# Topic Modeling Lab

### To do list:
- Use sk-learn because
    - It has both LDA and NMF
    - It is the same API they'll use for many stats and ML tasks
    - There's a good example guide here: https://medium.com/@aneesha/topic-modeling-with-scikit-learn-e80d33668730
    
- Steps 
    - preprocessing (use 'clean' data from lab notebook 1)
    - fitting LDA
    - viewing, interpreting topics
    - cross tabs of topics and personal attributes of interest
    - fitting NMF
    - viewing, interpreting results
    - comparing LDA & NMF topics (deal with alignment)
    - cross tabs
    - compare LDA & NMF cross tabs (undermine singular, objective truth)
    
- Functionality
    - Display topics found
    - Undo stems

# 0. Setup
#### Import the packages we'll use

In [None]:
import pandas as pd
from sklearn.feature_extraction.text import TfidfVectorizer, CountVectorizer
from sklearn.decomposition import NMF, LatentDirichletAllocation
from bs4 import BeautifulSoup
import re

#### Read in our data and peak at the first rows

In [None]:
profiles = pd.read_csv('data/clean_profiles.tsv', sep='\t')
#profiles = profiles.sample(5000)
profiles.head(2)

#### Clean up the text to remove HTML and other things

In [None]:
def clean(text):
    t = BeautifulSoup(text, 'lxml').get_text()
    t = t.lower()
    
    bad_words = ['http', 'www', '\nnan']
    
    for b in bad_words:
        t = t.replace(b, '')
    
    return t

profiles['clean'] = profiles.text.apply(clean)
profiles.head(2)

# 1. Topic Modeling
#### Some parameters

In [None]:
#how many topics we want our model to find
ntopics = 15

#how many top words we want to display for each topic
nshow = 10

#what we will use as our documents, here the cleaned up text of each profile
documents = profiles.clean.values

#### Convert text to count vectors

In [None]:
tf_vectorizer = CountVectorizer(max_df=0.95, min_df=2, max_features=1000, 
                                stop_words='english')

print("Vectorizing text by word counts...")
tf_text = tf_vectorizer.fit_transform(documents)

tmp = tf_text.get_shape()
print("Our transformed text has", tmp[0], "rows and", tmp[1], "columns.")

In [None]:
tf_feature_names = tf_vectorizer.get_feature_names()

print("The first few words (alphabetically) are:\n", tf_feature_names[:20])

#### Build a topic model using LDA

- LDA can be a little slow.
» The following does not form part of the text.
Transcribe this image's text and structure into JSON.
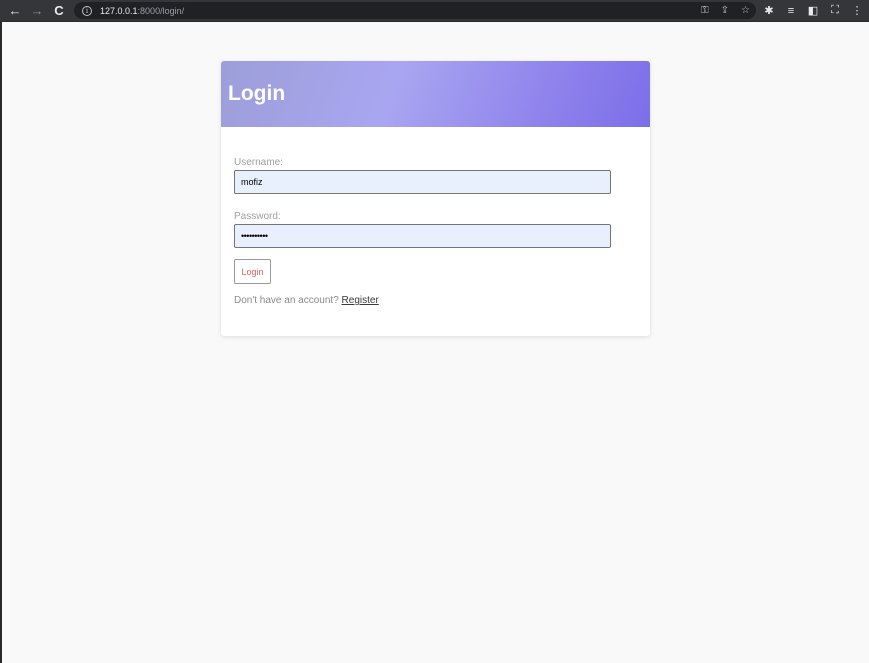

We'll use a faster method later on.
- Set `n_jobs=` to the number of processors you want to use to compute LDA. If you set it to `-1`, it will use all available processors. 

In [None]:
model = LatentDirichletAllocation(n_components=ntopics, max_iter=10, 
                                  learning_method='online', n_jobs=-1)
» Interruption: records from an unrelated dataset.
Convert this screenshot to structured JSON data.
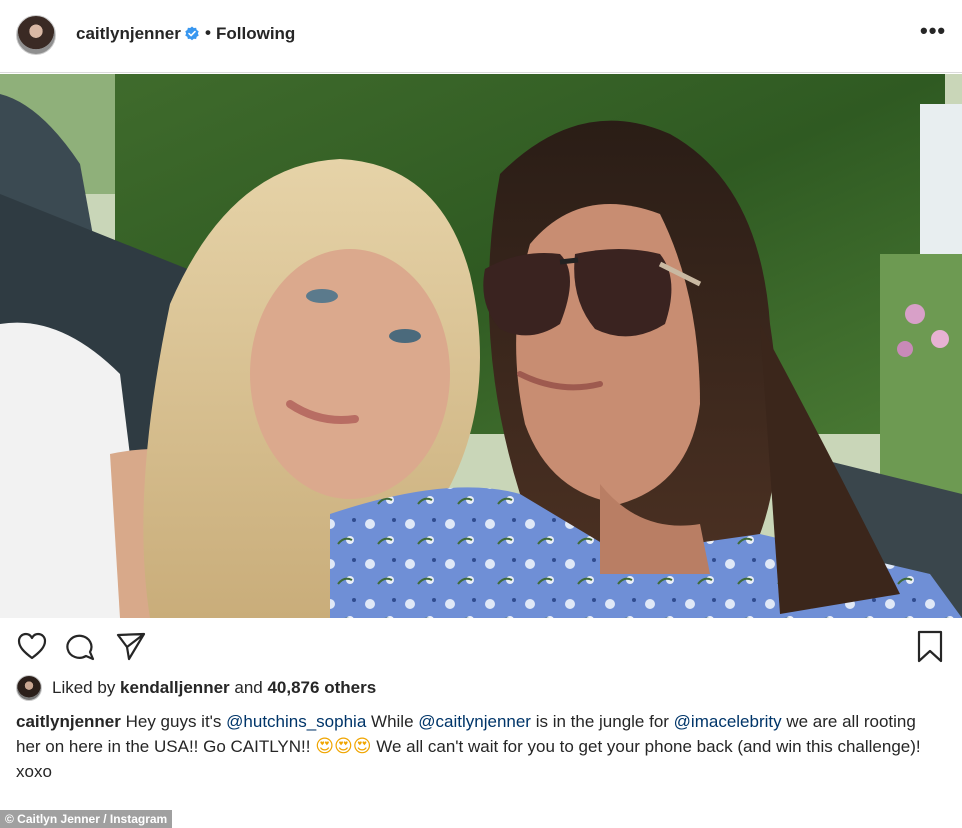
{
  "header": {
    "username": "caitlynjenner",
    "separator": "•",
    "follow_status": "Following",
    "more_label": "•••"
  },
  "post": {
    "likes": {
      "prefix": "Liked by ",
      "liker": "kendalljenner",
      "middle": " and ",
      "count_text": "40,876 others"
    },
    "caption": {
      "author": "caitlynjenner",
      "t1": " Hey guys it's ",
      "m1": "@hutchins_sophia",
      "t2": " While ",
      "m2": "@caitlynjenner",
      "t3": " is in the jungle for ",
      "m3": "@imacelebrity",
      "t4": " we are all rooting her on here in the USA!! Go CAITLYN!! ",
      "emojis": "😍😍😍",
      "t5": " We all can't wait for you to get your phone back (and win this challenge)! xoxo"
    }
  },
  "credit": "© Caitlyn Jenner / Instagram",
  "icons": [
    "heart-icon",
    "comment-icon",
    "share-icon",
    "bookmark-icon",
    "verified-badge-icon"
  ],
  "colors": {
    "verified": "#3897f0",
    "mention": "#003569",
    "text": "#262626"
  }
}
print('Performing LDA on vectors...')
lda = model.fit(tf_text)

print('Done!')

#### Define a function for showing our topics

In [None]:
def display_topics(model, feature_names, n_words):
    for topic_idx, topic in enumerate(model.components_):
        words = []
        topic = topic.argsort() 
        topic = topic[:-n_words - 1:-1]
        for i in topic:
            words.append(feature_names[i])
            
        print("Topic", topic_idx, ":  ", " ".join(words))
    return

#### Show our topics with the top words in each

In [None]:
display_topics(lda, tf_feature_names, n_words=nshow)

### Let's try again with a different model: NMF
#### Convert the words to a TF-IDF vector

In [None]:
tfidf_vectorizer = TfidfVectorizer(max_df=0.95, min_df=2, max_features=1000, 
                                   stop_words='english')

print("Vectorizing text by TF-IDF...")
tfidf_text = tfidf_vectorizer.fit_transform(documents)
tmp = tfidf_text.get_shape()
print("Our transformed text has", tmp[0], "rows and", tmp[1], "columns.")

#### The features are the same, because they are just the list of words in the text

In [None]:
tfidf_feature_names = tfidf_vectorizer.get_feature_names()
print("The first few words (alphabetically) are:\n", tfidf_feature_names[:20])

#### Build a topic model using NMF

- NMF is faster than LDA and often works a little better for small documents.
- NMF has no `n_jobs=` parameter.

In [None]:
model = NMF(n_components=ntopics, alpha=.1, l1_ratio=.5, init='nndsvd')

print('Performing NMF on vectors...')
nmf = model.fit(tfidf_text)

print('Done!')

#### Show our topics with the top words in each

In [None]:
display_topics(nmf, tfidf_feature_names, nshow)